Outsourcing email and data storage case studies

Joss Winn / December 15, 2008April 9, 2009 / Identity, Web

The JISC published four case studies on Friday concerned with ‘outsourcing email and data storage’. They are quick reads and straight to the point. Pulling together all the ‘Lessons Learned’, we are told the following:

Handle the beta mentality – expect things to change, ask not how you can control change but how will you respond to it.
Web 2.0 is as much an attitude as any technical standard.
Ensure that your contractual and procurement processes allow for the provision of a free service. They may be designed for a traditional system of tendering with providers bidding to provide the service, and may not cope with a bidding system based on a ‘free’ service.
Ensure that students and staff are aware of the reasons behind the change.
Who is a student and who is a member of staff? If you have a high proportion of graduates who undertake various jobs and duties for the University, will they need a staff or a student email account, or both?
What emails and data do you need to keep private and confidential?
Are you aware of the jurisdiction that any external third party servers are under?

Useful observations. For me though, what the reports didn’t address was why each university was providing an email address to students in the first place. Isn’t the issue less about ’email and data storage’ and more about having a trusted and portable university identity? Providing a GMail or Windows Live hosted account still doesn’t guarantee that the majority of students would use that email address as their primary address (prior to outsourcing at the University of Westminster, “96% of students did not use the University email system”).
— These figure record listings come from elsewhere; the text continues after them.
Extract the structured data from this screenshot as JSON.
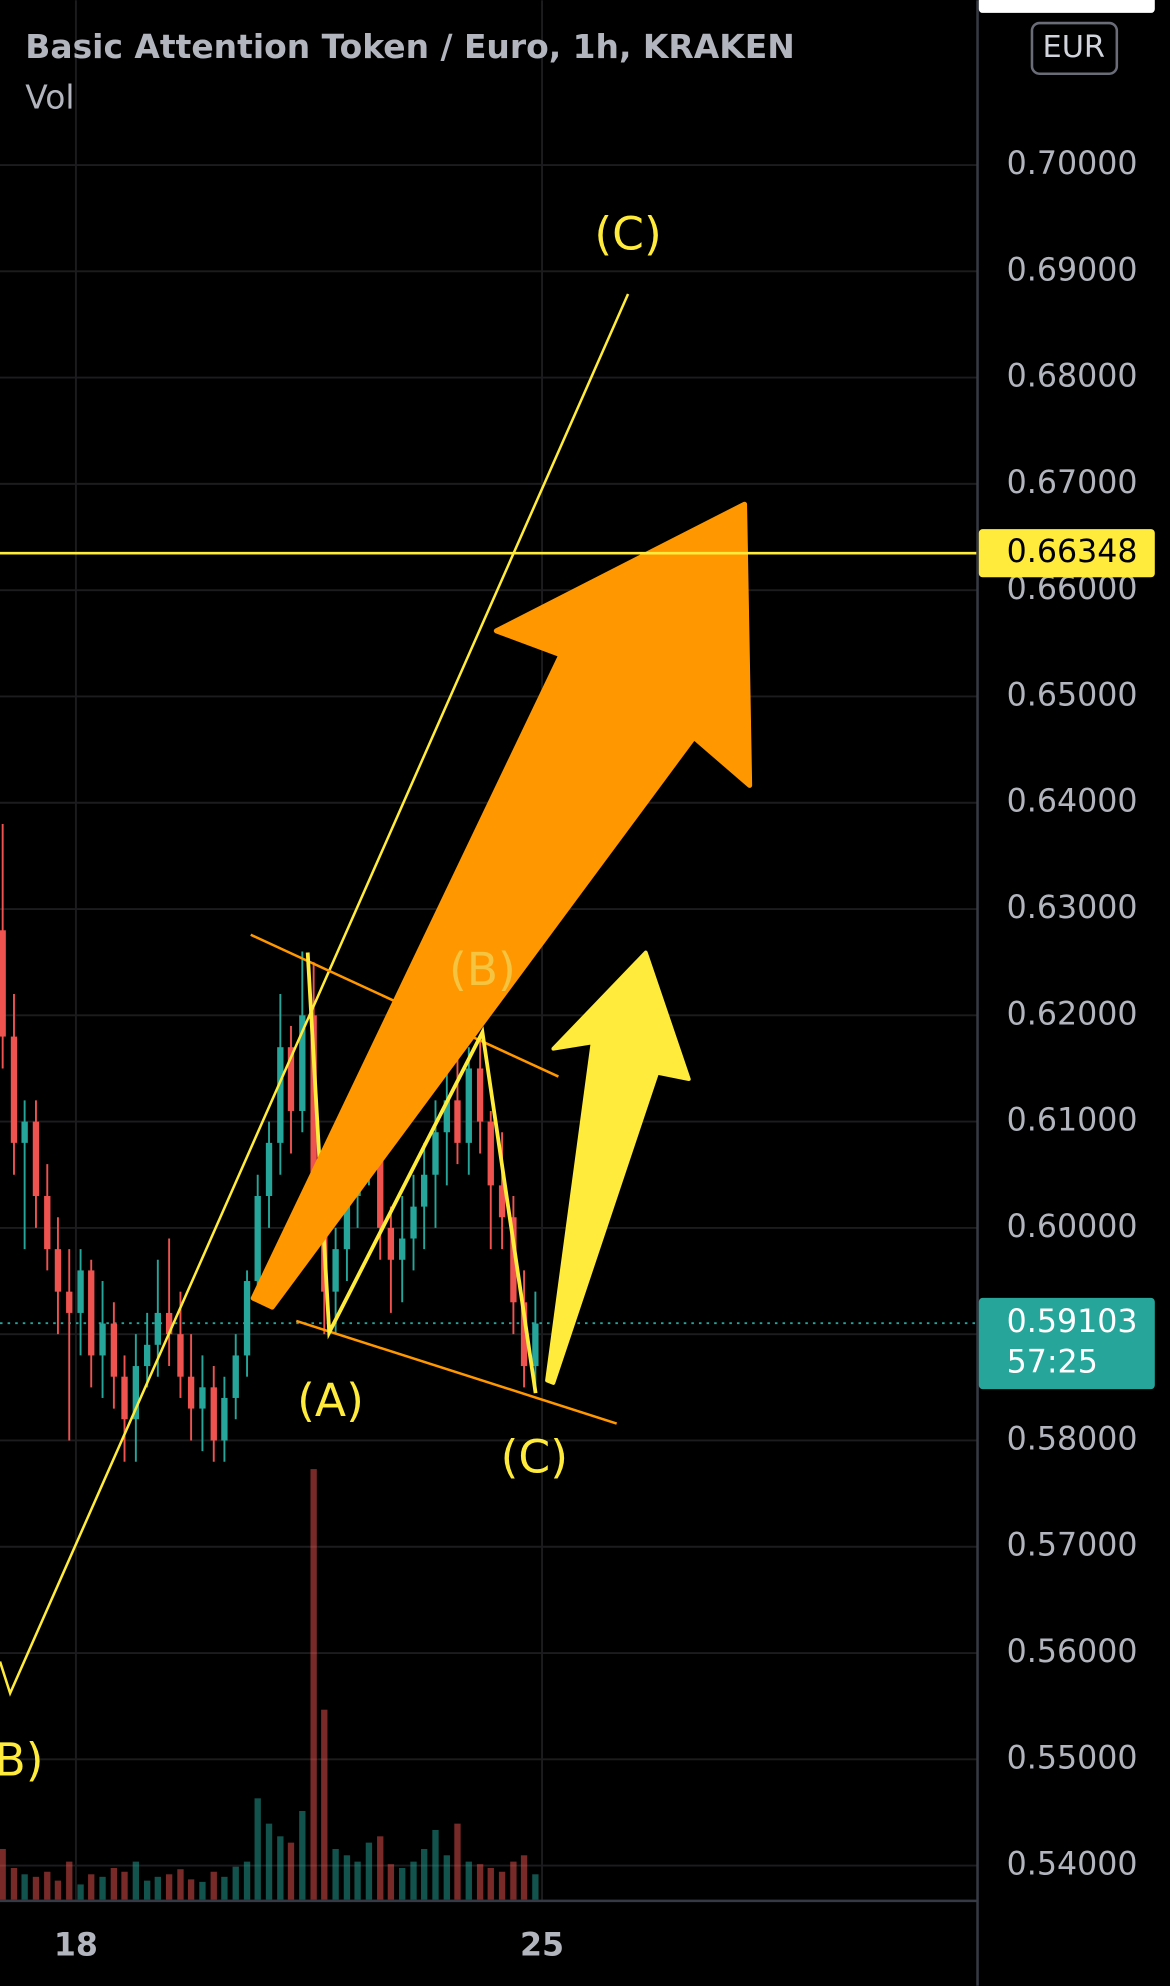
{
  "chart_data": {
    "type": "candlestick",
    "title": "Basic Attention Token / Euro, 1h, KRAKEN",
    "volume_label": "Vol",
    "currency": "EUR",
    "x": [
      16.9,
      17.07,
      17.23,
      17.4,
      17.57,
      17.73,
      17.9,
      18.07,
      18.23,
      18.4,
      18.57,
      18.73,
      18.9,
      19.07,
      19.23,
      19.4,
      19.57,
      19.73,
      19.9,
      20.07,
      20.23,
      20.4,
      20.57,
      20.73,
      20.9,
      21.07,
      21.23,
      21.4,
      21.57,
      21.73,
      21.9,
      22.07,
      22.23,
      22.4,
      22.57,
      22.73,
      22.9,
      23.07,
      23.23,
      23.4,
      23.57,
      23.73,
      23.9,
      24.07,
      24.23,
      24.4,
      24.57,
      24.73,
      24.9
    ],
    "open": [
      0.628,
      0.618,
      0.608,
      0.61,
      0.603,
      0.598,
      0.594,
      0.592,
      0.596,
      0.588,
      0.591,
      0.586,
      0.582,
      0.587,
      0.589,
      0.592,
      0.59,
      0.586,
      0.583,
      0.585,
      0.58,
      0.584,
      0.588,
      0.595,
      0.603,
      0.608,
      0.617,
      0.611,
      0.62,
      0.602,
      0.594,
      0.598,
      0.603,
      0.607,
      0.609,
      0.6,
      0.597,
      0.599,
      0.602,
      0.605,
      0.609,
      0.612,
      0.608,
      0.615,
      0.61,
      0.604,
      0.601,
      0.593,
      0.587
    ],
    "high": [
      0.638,
      0.622,
      0.612,
      0.612,
      0.606,
      0.601,
      0.598,
      0.598,
      0.597,
      0.595,
      0.593,
      0.588,
      0.59,
      0.592,
      0.597,
      0.599,
      0.594,
      0.59,
      0.588,
      0.587,
      0.586,
      0.59,
      0.596,
      0.605,
      0.61,
      0.622,
      0.619,
      0.626,
      0.625,
      0.606,
      0.6,
      0.606,
      0.61,
      0.615,
      0.614,
      0.602,
      0.603,
      0.605,
      0.608,
      0.612,
      0.617,
      0.616,
      0.617,
      0.618,
      0.611,
      0.609,
      0.603,
      0.596,
      0.594
    ],
    "low": [
      0.615,
      0.605,
      0.598,
      0.6,
      0.596,
      0.59,
      0.58,
      0.588,
      0.585,
      0.584,
      0.583,
      0.578,
      0.578,
      0.585,
      0.586,
      0.587,
      0.584,
      0.58,
      0.579,
      0.578,
      0.578,
      0.582,
      0.586,
      0.593,
      0.6,
      0.605,
      0.607,
      0.609,
      0.598,
      0.59,
      0.59,
      0.595,
      0.6,
      0.604,
      0.597,
      0.592,
      0.593,
      0.596,
      0.598,
      0.6,
      0.604,
      0.606,
      0.605,
      0.607,
      0.598,
      0.598,
      0.59,
      0.585,
      0.585
    ],
    "close": [
      0.618,
      0.608,
      0.61,
      0.603,
      0.598,
      0.594,
      0.592,
      0.596,
      0.588,
      0.591,
      0.586,
      0.582,
      0.587,
      0.589,
      0.592,
      0.59,
      0.586,
      0.583,
      0.585,
      0.58,
      0.584,
      0.588,
      0.595,
      0.603,
      0.608,
      0.617,
      0.611,
      0.62,
      0.602,
      0.594,
      0.598,
      0.603,
      0.607,
      0.609,
      0.6,
      0.597,
      0.599,
      0.602,
      0.605,
      0.609,
      0.612,
      0.608,
      0.615,
      0.61,
      0.604,
      0.601,
      0.593,
      0.587,
      0.591
    ],
    "volume": [
      40,
      25,
      20,
      18,
      22,
      15,
      30,
      12,
      20,
      18,
      25,
      22,
      30,
      15,
      18,
      20,
      24,
      16,
      14,
      22,
      18,
      26,
      30,
      80,
      60,
      50,
      45,
      70,
      340,
      150,
      40,
      35,
      30,
      45,
      50,
      28,
      25,
      30,
      40,
      55,
      35,
      60,
      30,
      28,
      25,
      22,
      30,
      35,
      20
    ],
    "up_color": "#26a69a",
    "down_color": "#ef5350",
    "xlim": [
      16.86,
      31.54
    ],
    "xticks": [
      18,
      25
    ],
    "ylim": [
      0.5368,
      0.7155
    ],
    "yticks": [
      {
        "value": 0.54,
        "label": "0.54000"
      },
      {
        "value": 0.55,
        "label": "0.55000"
      },
      {
        "value": 0.56,
        "label": "0.56000"
      },
      {
        "value": 0.57,
        "label": "0.57000"
      },
      {
        "value": 0.58,
        "label": "0.58000"
      },
      {
        "value": 0.59,
        "label": "0.59000"
      },
      {
        "value": 0.6,
        "label": "0.60000"
      },
      {
        "value": 0.61,
        "label": "0.61000"
      },
      {
        "value": 0.62,
        "label": "0.62000"
      },
      {
        "value": 0.63,
        "label": "0.63000"
      },
      {
        "value": 0.64,
        "label": "0.64000"
      },
      {
        "value": 0.65,
        "label": "0.65000"
      },
      {
        "value": 0.66,
        "label": "0.66000"
      },
      {
        "value": 0.67,
        "label": "0.67000"
      },
      {
        "value": 0.68,
        "label": "0.68000"
      },
      {
        "value": 0.69,
        "label": "0.69000"
      },
      {
        "value": 0.7,
        "label": "0.70000"
      }
    ],
    "grid": true,
    "horizontal_line": {
      "value": 0.66348,
      "color": "#ffeb3b"
    },
    "last_price": {
      "value": 0.59103,
      "countdown": "57:25",
      "color": "#26a69a"
    },
    "wave_labels": [
      "(C)",
      "(B)",
      "(A)",
      "(C)",
      "B)"
    ]
  }
}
I’m assuming that the new, third-party managed email addresses are still *.ac.uk accounts – this wasn’t clear to me from the reports. Having a *.ac.uk account is useful, primarily for online identification purposes.

Personally, I think that the benefit of having Google or Microsoft manage a trusted university identity for students, is not the email service itself (yet another address that students wouldn’t necessarily use for messaging), but the additional services that Google provide such as their online office apps, instant messaging, news reader (all accessible from mobiles) and, most importantly, the trusted identity that is used across and beyond those value-added services. Furthermore, as both Google and Microsoft embrace OpenID, that trusted identity will assume even greater ‘value’ beyond their own web services. Email addresses are well established forms of online identity and most people are happy to have that identity managed by a third-party.
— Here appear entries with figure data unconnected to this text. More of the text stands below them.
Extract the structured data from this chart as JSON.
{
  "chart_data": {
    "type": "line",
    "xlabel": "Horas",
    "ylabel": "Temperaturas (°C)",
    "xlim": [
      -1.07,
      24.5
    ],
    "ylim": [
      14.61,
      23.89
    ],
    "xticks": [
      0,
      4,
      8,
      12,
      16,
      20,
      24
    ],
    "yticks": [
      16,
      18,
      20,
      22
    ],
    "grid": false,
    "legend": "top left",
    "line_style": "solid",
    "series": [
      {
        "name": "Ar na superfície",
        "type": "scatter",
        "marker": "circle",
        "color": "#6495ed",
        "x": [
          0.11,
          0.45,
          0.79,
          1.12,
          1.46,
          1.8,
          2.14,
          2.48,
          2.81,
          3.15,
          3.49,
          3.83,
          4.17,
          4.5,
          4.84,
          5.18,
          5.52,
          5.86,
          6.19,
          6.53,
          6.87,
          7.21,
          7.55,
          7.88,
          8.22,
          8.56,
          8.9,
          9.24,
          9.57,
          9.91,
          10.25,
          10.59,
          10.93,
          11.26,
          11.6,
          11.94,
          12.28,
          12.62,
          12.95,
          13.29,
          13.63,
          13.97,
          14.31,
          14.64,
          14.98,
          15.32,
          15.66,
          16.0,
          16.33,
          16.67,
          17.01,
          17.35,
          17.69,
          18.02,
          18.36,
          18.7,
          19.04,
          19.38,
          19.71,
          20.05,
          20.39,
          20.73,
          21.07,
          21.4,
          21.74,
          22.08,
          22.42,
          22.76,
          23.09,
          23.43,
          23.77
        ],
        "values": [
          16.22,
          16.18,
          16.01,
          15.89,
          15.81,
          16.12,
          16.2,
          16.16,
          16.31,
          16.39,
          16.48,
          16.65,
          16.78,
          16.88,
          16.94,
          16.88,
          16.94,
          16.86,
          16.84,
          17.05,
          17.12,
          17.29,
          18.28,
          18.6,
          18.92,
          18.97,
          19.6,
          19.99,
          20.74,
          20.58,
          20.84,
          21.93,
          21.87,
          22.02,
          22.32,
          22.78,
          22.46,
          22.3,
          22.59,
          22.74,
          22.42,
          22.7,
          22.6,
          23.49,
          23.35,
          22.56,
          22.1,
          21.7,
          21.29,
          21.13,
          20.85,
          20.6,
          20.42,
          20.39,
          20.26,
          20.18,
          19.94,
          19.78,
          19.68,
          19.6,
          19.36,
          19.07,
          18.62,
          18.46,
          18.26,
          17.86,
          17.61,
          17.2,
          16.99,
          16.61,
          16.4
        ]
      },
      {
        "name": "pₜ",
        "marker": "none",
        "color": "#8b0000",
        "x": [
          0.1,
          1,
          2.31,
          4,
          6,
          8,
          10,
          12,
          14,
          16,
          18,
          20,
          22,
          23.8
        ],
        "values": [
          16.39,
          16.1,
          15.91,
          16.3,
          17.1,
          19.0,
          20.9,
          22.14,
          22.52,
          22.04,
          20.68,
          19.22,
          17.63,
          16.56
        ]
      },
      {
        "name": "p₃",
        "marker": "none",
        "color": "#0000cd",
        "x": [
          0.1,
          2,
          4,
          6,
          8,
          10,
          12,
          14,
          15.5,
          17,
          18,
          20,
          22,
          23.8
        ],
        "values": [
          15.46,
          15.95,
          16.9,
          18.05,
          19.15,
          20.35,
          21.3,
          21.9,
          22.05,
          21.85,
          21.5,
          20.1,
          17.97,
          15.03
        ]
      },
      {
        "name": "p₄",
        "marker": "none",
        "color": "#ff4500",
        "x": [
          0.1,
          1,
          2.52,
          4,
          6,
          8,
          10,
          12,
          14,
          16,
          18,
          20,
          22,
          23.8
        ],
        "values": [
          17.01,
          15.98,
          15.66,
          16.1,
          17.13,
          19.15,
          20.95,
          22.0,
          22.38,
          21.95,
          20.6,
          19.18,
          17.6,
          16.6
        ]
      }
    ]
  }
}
I like the URI approach that OpenID currently uses although I think that adoption will be slow if users can’t alternatively use their email address (i.e. johnsmith@gmail.com, rather than http://johnsmith.id.google.com or whatever Google settles on). Some services do allow that option using Email Address to URL Translation, which highlights the value of having an email address, not for the communication of messages but for the communication of one’s identity.

Anyone with any thoughts on this? It’s pretty simple to get a message across these days but harder to manage our online identities.